Why fmap f xs = pure f <*> xs?

Question

class Functor f => Applicative f where
       pure :: a -> f a
       (<*>) :: f (a -> b) -> f a -> f b

"pure" plays two roles:
* The degenerate case when you have a 0-ary function, kind of.
* fmap f xs = pure f <*> xs

I don't understand why

fmap f xs = pure f <*> xs

I mean pure should take any a and return fa . But what does pure f do? Even pure (f <*> xs) makes sense to me.

Answer 1

Maybe a concrete example would be illustrative. Take the list applicative. <*> applies each function from its left operand to each value from its right:

fs <*> xs = [f x | f <- fs, x <- xs]

And pure wraps a value in a singleton list:

pure (+ 1) = [(+ 1)]

So pure f <*> xs = fmap f xs , because <*> applies each function— of which there happens to be only one —to each value, while fmap applies one function to each value:

pure (+ 1) <*> [1, 2, 3]
=
[(+ 1)] <*> [1, 2, 3]
=
[f x | f <- [(+ 1)], x <- [1, 2, 3]]
=
[(+ 1) x | x <- 1, 2, 3]
=
[x + 1 | x <- 1, 2, 3]
=
[2, 3, 4]


fmap (+ 1) [1, 2, 3]
=
[(+ 1) x | x <- [1, 2, 3]]
=
[x + 1 | x <- [1, 2, 3]]
=
[2, 3, 4]

This is also how the <$> and <*> operators work together to apply a multi-argument function over the results of multiple actions, eg:

(*) <$> [1..5] <*> [1..5]
=
((*) <$> [1..5]) <*> [1..5]
=
[(1 *), (2 *), (3 *), (4 *), (5 *)] <*> [1..5]
=
[ (1 *) 1, (2 *) 1, (3 *) 1, (4 *) 1, (5 *) 1
, (1 *) 2, (2 *) 2, (3 *) 2, (4 *) 2, (5 *) 2
, (1 *) 3, (2 *) 3, (3 *) 3, (4 *) 3, (5 *) 3
, (1 *) 4, (2 *) 4, (3 *) 4, (4 *) 4, (5 *) 4
, (1 *) 5, (2 *) 5, (3 *) 5, (4 *) 5, (5 *) 5
]
=
[ 1,  2,  3,  4,  5
, 2,  4,  6,  8, 10
, 3,  6,  9, 12, 15
, 4,  8, 12, 16, 20
, 5, 10, 15, 20, 25
]

This could also have been written pure (*) <*> [1..5] <*> [1..5] .

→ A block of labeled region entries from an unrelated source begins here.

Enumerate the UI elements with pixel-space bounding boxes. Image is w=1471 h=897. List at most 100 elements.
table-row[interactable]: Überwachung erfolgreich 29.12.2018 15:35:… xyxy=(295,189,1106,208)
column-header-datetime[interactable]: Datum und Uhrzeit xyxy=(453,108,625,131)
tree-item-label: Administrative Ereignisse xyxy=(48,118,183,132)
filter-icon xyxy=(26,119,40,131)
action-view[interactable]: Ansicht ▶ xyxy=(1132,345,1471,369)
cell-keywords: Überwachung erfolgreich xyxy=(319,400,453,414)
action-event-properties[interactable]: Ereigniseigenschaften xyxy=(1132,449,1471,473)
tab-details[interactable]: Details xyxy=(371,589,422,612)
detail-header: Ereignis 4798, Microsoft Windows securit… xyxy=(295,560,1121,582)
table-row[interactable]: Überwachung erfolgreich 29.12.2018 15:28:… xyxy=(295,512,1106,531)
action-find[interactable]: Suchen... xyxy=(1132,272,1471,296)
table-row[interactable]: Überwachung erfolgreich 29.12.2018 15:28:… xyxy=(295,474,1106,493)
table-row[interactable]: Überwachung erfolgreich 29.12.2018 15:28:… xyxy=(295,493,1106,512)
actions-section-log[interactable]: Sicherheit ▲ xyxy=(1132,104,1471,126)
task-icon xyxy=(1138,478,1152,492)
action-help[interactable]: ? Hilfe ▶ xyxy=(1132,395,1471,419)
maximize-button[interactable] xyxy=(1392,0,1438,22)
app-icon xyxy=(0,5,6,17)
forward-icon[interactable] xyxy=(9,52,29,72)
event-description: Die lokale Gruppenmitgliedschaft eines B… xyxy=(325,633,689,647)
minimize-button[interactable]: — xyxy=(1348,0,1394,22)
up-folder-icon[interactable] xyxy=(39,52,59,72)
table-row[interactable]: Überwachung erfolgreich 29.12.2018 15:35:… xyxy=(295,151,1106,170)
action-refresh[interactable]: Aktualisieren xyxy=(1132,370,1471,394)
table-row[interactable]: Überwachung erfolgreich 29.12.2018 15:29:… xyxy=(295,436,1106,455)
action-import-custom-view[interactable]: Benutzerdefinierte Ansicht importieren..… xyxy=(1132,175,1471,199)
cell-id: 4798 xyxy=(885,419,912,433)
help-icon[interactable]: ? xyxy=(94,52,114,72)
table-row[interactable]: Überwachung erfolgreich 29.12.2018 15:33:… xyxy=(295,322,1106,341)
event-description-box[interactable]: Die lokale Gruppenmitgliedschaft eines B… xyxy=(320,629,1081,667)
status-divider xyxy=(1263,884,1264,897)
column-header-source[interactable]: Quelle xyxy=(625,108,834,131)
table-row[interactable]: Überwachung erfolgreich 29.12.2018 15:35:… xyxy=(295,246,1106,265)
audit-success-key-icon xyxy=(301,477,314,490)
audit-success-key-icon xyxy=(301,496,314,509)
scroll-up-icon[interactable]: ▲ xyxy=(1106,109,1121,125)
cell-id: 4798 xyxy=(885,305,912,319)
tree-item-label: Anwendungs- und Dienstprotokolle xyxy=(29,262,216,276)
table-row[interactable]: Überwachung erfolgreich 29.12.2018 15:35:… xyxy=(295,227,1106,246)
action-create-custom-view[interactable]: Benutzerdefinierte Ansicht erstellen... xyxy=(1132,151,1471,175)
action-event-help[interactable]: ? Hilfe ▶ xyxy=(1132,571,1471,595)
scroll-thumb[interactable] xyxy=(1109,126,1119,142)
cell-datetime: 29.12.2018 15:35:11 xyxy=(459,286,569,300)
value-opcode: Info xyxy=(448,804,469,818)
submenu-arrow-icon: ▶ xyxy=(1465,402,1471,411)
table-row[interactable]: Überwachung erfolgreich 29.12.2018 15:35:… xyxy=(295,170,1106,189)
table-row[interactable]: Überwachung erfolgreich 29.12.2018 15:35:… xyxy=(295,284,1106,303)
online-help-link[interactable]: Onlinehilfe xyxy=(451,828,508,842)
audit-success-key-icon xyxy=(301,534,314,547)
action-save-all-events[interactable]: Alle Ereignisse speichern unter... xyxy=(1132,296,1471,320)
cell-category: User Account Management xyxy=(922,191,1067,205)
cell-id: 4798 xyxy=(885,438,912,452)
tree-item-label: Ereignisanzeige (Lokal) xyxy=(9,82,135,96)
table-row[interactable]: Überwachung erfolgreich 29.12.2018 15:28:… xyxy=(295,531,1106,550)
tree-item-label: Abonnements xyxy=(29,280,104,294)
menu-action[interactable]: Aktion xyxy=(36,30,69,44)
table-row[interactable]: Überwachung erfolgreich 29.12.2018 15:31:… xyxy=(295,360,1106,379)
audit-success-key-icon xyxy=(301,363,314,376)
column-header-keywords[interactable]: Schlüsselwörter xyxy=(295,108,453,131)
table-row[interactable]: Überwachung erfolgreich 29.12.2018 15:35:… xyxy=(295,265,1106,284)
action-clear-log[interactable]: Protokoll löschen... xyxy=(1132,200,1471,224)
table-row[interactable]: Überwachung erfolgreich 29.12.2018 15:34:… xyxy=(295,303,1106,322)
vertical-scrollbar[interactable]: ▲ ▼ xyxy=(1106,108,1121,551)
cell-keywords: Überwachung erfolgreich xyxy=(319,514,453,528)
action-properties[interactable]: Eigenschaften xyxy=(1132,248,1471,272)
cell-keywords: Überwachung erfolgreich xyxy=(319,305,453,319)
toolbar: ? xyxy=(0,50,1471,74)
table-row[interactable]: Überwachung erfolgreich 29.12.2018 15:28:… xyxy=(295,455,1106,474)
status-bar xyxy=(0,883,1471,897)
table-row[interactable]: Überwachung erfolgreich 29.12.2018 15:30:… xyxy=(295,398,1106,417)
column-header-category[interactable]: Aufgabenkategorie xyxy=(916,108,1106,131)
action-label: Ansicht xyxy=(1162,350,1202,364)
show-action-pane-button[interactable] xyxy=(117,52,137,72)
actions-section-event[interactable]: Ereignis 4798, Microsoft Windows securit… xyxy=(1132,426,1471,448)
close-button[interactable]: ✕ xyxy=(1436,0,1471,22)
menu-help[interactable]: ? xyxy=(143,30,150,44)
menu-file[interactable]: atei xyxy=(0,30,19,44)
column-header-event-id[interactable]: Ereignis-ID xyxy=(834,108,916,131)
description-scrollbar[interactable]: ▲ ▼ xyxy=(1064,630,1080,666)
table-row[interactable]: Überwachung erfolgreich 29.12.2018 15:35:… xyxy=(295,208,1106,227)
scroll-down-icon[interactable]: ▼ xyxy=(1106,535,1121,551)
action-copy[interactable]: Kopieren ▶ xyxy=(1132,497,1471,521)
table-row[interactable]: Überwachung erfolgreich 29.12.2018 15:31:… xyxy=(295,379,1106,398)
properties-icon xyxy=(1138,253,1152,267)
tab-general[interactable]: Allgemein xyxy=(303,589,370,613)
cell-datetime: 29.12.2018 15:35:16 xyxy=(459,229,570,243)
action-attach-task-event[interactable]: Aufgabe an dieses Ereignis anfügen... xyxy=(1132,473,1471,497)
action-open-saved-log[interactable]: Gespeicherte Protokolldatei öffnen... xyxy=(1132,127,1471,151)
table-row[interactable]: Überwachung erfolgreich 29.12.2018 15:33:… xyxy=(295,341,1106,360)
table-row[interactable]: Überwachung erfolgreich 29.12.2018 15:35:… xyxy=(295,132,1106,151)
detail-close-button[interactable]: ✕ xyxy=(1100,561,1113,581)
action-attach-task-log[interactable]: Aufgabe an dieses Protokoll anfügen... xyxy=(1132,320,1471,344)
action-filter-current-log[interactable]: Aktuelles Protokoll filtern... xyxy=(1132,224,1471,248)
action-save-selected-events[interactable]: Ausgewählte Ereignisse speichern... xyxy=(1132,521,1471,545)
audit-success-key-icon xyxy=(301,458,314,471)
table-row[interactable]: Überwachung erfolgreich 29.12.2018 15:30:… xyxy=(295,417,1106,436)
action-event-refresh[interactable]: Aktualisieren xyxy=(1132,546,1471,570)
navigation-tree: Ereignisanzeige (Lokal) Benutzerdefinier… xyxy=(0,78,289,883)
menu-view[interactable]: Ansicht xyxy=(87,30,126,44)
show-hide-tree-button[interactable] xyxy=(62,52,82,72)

<$> builds an action (in this case a list) returning (containing) partially applied functions, and <*> takes those functions and applies them to arguments. (And if the function takes more than two arguments, then this may also result in partially applied functions, which can be applied to more arguments with another application of <*> .)

The same laws hold in other “container-like” applicatives such as Maybe or Either e (for some e ), as well as “action-like” applicatives such as IO , Cont r , or Async .

Answer 2

But what does pure f do?

Given, f :: a -> b , we obtain pure f :: f (a -> b) the last f being any applicative functor. This creates a value of the right type to pass as the first argument to

(<*>) :: f (a -> b) -> f a -> f b

I mean pure should take any a and return fa

Exactly -- in this case the a you mention is the function type a -> b I mentioned above.